Als ich den Spritzeneinstich spüre, verspannt sich mein ganzer Körper. Auch wenn sie mir mit sanfter Stimme erklärt, warum ein Druckschmerz entsteht, wenn sich das Anästhetikum breitmacht. Langsam fühle ich unter der Nase nichts mehr und werde schläfrig. Einige Sonnenstrahlen erreichen mich und es ist fast gemütlich, wenn man die fiesen Geräusche ausblenden oder sich vorstellen kann, in einer Werkstatt zu sein. Meine Zahnärztin und ihre Kollegin bohren, schleifen, nehmen Abdrücke. Ich dagegen kann nur das machen, was sie mir sagt (Mund zu oder auf, beißen, mit den Zähnen klappern). Außerdem gucke ich, wie sich die Uhr dreht und wie die Instrumente sortiert werden, als ob es sich um Essensbesteck handelte. Ich studiere die Stuckdecke, gehe mit dem Blick über die Geräte und die Bilder an der Wand, die ich mittlerweile auswendig kenne.

Was mich am meisten ablenkt, sind die Konversationen.

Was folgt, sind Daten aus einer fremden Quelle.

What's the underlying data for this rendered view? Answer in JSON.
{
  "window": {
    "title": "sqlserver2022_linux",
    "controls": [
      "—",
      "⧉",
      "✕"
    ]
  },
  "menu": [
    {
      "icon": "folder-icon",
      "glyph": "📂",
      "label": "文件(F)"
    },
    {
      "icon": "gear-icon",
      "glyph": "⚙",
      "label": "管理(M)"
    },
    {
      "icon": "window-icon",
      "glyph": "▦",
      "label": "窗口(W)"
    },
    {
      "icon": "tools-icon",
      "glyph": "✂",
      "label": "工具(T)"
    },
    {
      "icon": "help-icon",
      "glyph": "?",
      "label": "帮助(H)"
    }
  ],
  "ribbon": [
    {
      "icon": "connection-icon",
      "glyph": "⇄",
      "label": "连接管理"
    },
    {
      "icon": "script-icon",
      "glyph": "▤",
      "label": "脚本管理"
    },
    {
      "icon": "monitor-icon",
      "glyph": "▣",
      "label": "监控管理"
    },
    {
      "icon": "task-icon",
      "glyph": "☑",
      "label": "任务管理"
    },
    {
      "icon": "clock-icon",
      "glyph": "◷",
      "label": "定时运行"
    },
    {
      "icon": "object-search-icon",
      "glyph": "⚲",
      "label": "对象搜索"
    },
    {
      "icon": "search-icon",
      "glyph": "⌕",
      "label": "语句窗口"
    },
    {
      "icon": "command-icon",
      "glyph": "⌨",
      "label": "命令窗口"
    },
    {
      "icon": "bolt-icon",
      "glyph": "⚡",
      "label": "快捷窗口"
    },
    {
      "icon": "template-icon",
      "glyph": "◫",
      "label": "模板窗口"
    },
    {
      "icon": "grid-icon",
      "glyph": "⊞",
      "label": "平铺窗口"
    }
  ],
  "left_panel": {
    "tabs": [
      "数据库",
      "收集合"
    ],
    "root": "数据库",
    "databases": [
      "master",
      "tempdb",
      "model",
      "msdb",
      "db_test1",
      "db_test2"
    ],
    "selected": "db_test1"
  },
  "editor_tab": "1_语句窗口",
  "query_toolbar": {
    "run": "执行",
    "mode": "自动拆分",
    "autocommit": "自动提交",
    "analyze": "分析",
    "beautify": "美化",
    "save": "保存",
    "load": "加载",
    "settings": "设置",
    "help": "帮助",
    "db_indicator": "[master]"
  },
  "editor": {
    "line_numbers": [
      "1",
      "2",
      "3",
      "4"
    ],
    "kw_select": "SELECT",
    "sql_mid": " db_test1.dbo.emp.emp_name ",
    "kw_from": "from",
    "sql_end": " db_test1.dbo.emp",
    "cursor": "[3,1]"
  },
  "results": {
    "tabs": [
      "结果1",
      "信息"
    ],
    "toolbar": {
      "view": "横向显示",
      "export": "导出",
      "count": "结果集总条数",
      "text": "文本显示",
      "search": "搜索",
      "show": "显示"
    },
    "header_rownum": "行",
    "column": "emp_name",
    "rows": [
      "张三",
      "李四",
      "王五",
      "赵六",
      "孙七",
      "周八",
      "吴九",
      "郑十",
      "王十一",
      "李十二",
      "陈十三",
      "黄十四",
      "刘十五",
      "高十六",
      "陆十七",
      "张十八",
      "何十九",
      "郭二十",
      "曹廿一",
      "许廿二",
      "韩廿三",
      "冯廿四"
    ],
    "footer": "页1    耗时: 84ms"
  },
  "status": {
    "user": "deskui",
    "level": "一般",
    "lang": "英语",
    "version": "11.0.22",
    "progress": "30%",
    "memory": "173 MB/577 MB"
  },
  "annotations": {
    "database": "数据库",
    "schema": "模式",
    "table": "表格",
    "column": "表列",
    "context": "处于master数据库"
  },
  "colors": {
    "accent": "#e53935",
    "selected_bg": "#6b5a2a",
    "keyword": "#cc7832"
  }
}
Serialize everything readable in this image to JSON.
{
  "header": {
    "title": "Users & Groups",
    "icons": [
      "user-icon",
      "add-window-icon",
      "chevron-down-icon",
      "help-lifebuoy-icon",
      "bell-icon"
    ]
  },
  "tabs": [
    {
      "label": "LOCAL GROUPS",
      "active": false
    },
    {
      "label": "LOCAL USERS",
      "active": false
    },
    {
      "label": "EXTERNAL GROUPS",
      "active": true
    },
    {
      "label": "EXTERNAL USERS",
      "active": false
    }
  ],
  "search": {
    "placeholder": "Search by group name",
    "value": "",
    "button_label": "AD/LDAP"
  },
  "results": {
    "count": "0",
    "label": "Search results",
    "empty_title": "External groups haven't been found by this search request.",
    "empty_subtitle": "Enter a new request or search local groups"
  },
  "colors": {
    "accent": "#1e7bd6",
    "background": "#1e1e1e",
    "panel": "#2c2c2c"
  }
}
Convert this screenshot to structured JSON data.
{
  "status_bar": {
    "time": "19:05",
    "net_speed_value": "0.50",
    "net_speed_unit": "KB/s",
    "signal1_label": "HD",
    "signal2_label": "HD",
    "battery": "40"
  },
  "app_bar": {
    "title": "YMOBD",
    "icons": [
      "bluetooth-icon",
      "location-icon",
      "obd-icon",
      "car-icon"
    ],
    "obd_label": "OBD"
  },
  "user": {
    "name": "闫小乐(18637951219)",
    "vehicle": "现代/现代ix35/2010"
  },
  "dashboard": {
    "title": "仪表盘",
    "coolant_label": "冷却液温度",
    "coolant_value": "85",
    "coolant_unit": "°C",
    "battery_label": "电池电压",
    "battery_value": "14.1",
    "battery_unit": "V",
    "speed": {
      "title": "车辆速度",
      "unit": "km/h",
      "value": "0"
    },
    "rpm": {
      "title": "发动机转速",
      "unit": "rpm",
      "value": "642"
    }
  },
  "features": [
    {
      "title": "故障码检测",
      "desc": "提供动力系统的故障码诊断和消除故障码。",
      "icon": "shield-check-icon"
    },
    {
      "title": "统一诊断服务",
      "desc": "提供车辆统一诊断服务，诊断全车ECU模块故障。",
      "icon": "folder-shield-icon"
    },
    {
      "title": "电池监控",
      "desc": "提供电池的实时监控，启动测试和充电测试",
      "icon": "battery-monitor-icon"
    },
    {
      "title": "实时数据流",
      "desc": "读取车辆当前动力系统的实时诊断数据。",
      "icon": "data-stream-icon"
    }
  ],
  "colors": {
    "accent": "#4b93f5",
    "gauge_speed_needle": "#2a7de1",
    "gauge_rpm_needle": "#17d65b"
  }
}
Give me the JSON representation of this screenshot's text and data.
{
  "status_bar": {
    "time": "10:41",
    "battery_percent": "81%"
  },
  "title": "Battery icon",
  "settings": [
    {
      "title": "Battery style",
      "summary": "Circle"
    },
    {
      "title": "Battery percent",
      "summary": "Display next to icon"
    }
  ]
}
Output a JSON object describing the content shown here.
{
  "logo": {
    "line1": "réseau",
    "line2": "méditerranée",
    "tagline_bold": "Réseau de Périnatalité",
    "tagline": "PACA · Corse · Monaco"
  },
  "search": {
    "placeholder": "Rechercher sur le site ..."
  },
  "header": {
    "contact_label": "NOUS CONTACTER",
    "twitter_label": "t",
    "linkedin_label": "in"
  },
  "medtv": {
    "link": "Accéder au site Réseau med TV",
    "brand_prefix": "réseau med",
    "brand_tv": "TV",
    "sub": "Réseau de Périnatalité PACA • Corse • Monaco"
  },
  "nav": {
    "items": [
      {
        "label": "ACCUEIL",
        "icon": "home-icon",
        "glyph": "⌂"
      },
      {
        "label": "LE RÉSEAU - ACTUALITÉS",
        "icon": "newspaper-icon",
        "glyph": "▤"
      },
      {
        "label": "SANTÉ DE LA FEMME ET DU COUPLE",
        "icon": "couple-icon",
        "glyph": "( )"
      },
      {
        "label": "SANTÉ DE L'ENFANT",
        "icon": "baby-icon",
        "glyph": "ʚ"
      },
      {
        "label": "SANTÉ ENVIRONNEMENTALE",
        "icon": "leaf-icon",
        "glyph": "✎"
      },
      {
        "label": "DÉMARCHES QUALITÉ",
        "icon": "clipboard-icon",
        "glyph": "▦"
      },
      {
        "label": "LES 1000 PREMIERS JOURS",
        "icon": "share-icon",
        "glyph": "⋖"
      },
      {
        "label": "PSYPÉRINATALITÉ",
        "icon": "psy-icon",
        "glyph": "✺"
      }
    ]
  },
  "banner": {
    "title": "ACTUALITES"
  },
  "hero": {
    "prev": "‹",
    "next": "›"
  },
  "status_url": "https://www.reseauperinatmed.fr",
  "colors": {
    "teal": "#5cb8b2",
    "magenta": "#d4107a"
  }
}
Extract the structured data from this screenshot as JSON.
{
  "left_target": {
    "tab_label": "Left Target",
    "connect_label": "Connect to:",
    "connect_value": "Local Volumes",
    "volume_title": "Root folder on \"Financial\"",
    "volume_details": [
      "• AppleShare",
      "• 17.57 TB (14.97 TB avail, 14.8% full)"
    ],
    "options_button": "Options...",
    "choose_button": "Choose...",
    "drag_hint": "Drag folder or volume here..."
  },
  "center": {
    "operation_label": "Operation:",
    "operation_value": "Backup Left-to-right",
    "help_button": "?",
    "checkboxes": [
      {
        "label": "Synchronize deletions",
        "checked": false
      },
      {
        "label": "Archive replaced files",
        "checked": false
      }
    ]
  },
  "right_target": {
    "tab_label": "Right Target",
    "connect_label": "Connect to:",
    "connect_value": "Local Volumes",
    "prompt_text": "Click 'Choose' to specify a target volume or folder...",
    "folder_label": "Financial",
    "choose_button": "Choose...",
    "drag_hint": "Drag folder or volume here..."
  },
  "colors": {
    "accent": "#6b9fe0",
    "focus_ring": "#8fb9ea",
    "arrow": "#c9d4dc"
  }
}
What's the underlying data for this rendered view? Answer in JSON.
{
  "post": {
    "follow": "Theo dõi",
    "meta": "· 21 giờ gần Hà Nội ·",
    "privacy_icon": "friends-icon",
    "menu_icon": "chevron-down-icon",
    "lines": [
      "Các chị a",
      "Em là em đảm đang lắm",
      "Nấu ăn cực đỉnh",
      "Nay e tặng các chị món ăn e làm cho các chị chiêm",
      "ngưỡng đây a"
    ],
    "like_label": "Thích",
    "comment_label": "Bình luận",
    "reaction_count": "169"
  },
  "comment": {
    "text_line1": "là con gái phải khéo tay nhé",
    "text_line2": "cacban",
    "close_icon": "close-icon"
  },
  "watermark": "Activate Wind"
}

Meine Zahnärztin erzählt, dass ihre Zahnärztin bei ihr nur gebohrt habe, als sie ein Kind war. Die Kollegin sagt, sie musste früher nie den Zahnarzt besuchen. Es geht um das schiefe Bild von Loriot, um Wasserwagen-Apps und um die Keramiker*innen, die die Farbe meiner Zähne nachmachen sollen.